Dopo la pausa bideniana, che sembra sempre più una semplice parentesi, una piccola vacanza dalla megalomania populista con tinte tecnocratiche alt right, si è visto un potenziamento nei toni e nell’energia di quell’assaggio Maga visto nel 2017 – McDonald’s servito alle cene ufficiali, definizione di alcune nazioni come “shithole countries”, bimbi immigrati nelle gabbie e divieto ai musulmani di entrare nel Paese.

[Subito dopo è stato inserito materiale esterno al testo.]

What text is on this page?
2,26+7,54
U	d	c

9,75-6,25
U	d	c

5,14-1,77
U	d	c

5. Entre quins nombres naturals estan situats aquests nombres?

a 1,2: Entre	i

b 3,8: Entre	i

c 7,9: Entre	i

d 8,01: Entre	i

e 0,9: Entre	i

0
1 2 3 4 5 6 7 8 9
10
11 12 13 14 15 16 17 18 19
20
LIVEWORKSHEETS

The Donald I, re d’America

La scorsa settimana si è arrivati al recupero della monarchia come modello governativo funzionale. “Lunga vita al Re”, scrive Trump nei tweet dove promette di cancellare la Ztl di Manhattan. E probabilmente, quando questo articolo finirà, l’immagine di una finta copertina di Time con scritto “King” e Trump incoronato e sorridente, presentato dai portavoce della Casa Bianca, sarà già roba vecchia, perché il Presidente statunitense avrà fatto o detto qualcosa che si accumulerà in questo show rapido e distruttivo.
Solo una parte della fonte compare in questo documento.